Each entry needs a term, a one-line definition, a script or period scope, a source citation and ideally an image crop. Skip terms you will never tag; a 60-term glossary you actually use beats a 600-term one you ignore.
Should I reuse a published glossary or build my own?
Anchor your definitions to a published authority such as Denis Muzerelle's Vocabulaire codicologique or the IFLA terminology, then add project-specific notes. Never silently redefine a standard term.
How do I keep glossary terms consistent across a team?
Store the glossary as a single version-controlled file (CSV or YAML), give every term a stable ID, and require transcribers to cite that ID in their notes rather than free-typing the word.
What is the difference between a brevigraph and an abbreviation mark?

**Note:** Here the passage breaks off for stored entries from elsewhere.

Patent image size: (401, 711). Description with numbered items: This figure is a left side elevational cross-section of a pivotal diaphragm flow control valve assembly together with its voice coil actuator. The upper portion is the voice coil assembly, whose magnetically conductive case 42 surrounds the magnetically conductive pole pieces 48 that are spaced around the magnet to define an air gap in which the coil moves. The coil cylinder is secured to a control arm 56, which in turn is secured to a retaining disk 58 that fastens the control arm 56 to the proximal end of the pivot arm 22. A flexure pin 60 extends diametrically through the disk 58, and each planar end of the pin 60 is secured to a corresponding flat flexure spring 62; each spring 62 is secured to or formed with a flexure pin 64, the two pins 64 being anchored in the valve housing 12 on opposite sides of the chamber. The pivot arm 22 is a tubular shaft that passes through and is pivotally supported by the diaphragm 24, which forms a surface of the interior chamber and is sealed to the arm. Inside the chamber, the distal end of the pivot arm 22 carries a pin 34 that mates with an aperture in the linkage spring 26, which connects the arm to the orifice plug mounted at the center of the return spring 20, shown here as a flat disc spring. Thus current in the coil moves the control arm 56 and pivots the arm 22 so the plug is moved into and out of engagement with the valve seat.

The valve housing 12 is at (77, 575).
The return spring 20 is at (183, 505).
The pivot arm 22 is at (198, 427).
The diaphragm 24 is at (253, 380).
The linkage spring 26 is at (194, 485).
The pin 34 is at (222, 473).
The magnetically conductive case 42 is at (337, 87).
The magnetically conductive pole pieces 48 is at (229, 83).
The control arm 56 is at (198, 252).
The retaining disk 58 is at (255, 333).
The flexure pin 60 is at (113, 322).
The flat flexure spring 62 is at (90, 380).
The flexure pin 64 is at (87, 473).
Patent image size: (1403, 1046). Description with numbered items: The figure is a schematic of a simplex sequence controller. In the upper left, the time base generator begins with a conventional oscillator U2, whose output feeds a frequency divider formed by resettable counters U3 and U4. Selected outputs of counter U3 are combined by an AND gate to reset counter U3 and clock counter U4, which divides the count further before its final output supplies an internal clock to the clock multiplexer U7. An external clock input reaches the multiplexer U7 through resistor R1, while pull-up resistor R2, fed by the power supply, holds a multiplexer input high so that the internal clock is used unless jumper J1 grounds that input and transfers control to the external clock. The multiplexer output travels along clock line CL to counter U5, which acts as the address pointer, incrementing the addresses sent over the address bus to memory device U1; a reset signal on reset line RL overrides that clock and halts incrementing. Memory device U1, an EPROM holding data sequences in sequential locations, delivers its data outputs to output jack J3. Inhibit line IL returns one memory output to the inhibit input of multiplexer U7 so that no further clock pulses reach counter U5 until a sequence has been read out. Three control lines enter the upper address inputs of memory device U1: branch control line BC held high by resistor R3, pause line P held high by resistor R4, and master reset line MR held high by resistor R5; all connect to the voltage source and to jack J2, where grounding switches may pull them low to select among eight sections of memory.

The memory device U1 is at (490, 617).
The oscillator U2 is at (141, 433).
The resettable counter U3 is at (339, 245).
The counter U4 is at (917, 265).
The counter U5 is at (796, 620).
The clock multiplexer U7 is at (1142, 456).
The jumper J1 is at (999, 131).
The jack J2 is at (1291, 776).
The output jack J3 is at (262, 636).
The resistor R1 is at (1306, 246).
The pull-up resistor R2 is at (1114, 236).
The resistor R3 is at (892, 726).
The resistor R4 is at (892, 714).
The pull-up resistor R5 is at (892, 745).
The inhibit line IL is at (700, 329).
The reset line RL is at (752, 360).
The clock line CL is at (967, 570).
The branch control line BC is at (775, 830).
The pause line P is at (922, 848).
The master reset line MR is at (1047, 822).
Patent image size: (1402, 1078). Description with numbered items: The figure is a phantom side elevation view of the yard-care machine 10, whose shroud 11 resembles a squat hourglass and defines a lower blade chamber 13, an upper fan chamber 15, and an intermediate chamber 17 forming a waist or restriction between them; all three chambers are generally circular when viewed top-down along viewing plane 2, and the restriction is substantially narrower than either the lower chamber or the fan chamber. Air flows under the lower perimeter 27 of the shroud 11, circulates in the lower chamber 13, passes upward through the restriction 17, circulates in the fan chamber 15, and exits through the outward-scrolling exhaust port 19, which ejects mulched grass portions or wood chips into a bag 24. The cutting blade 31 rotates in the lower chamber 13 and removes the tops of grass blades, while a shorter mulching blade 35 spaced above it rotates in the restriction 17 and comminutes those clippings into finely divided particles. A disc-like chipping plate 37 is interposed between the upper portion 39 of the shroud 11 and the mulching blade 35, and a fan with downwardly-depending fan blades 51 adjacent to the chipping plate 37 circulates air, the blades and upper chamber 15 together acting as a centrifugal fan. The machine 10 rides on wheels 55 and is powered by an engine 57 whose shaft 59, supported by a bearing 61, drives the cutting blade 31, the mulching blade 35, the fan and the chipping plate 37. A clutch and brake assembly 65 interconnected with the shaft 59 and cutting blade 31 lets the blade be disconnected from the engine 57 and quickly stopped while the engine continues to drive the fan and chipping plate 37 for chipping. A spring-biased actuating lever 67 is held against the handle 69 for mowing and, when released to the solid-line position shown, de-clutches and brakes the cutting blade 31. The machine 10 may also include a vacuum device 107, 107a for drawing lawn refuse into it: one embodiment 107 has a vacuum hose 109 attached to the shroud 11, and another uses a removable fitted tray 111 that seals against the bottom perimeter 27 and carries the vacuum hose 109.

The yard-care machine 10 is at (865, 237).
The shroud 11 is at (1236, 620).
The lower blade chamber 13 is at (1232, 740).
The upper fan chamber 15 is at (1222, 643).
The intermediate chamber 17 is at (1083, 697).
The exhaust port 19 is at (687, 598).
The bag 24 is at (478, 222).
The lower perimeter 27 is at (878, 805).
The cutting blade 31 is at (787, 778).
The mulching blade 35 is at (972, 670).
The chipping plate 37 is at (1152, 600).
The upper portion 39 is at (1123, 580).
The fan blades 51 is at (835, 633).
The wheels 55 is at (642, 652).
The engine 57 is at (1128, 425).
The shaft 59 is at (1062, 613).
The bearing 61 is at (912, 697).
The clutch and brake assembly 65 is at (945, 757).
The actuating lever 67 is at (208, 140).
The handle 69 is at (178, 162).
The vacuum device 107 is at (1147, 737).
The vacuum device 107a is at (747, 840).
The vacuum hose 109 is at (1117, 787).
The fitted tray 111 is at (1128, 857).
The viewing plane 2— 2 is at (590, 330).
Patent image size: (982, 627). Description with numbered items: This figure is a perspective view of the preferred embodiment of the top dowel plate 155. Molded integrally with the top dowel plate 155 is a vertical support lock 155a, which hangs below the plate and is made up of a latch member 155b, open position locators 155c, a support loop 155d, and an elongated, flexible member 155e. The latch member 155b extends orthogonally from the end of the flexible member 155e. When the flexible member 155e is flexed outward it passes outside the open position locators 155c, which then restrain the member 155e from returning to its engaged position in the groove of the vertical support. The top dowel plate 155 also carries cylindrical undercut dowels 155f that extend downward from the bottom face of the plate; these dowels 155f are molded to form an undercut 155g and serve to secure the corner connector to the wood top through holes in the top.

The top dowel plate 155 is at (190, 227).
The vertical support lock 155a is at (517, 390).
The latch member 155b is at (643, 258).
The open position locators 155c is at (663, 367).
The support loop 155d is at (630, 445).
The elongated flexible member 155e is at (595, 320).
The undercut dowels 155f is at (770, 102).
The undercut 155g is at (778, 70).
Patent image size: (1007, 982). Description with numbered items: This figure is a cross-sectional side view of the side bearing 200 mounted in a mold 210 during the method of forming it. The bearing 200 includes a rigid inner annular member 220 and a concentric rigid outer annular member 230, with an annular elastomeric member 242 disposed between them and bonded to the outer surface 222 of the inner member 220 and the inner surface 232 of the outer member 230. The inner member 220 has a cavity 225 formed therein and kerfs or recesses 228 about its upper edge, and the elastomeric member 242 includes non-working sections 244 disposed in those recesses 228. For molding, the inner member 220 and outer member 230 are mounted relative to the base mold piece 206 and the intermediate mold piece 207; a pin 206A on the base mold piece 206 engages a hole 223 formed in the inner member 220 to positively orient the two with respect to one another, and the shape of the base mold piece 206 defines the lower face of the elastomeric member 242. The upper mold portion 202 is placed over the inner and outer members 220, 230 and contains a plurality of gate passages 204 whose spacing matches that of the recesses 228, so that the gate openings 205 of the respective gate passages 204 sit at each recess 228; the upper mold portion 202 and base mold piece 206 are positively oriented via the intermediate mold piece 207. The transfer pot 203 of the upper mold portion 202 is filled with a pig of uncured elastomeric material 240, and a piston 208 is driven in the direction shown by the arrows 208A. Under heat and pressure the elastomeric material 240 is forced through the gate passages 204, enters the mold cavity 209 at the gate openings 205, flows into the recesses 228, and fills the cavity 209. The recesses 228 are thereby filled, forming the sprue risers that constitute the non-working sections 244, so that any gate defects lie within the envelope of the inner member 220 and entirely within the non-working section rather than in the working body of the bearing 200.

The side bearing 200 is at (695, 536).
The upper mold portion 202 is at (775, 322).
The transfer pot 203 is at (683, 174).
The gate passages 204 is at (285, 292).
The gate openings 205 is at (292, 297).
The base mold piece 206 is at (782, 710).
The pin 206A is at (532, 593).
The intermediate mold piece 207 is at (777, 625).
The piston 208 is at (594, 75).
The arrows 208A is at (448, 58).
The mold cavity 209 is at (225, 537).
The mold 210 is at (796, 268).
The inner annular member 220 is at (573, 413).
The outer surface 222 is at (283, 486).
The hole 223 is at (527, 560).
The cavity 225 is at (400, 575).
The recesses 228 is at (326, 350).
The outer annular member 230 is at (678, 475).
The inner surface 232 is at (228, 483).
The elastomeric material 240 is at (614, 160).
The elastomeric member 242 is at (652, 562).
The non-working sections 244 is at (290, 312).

A brevigraph is a single sign standing for a whole word or syllable, such as the Tironian et. An abbreviation mark, like a macron or a suspension stroke, signals that letters have been omitted from an otherwise spelled word.
How often should I review the glossary?
Review at the end of each manuscript or batch. Flag any term used fewer than three times for merge or deletion, and log every change with a date so older transcriptions remain interpretable.
Can a glossary be machine-readable for HTR projects?
Yes. A YAML or JSON glossary with stable keys lets you validate tag usage automatically and feed consistent labels into ground-truth metadata for Transkribus or eScriptorium.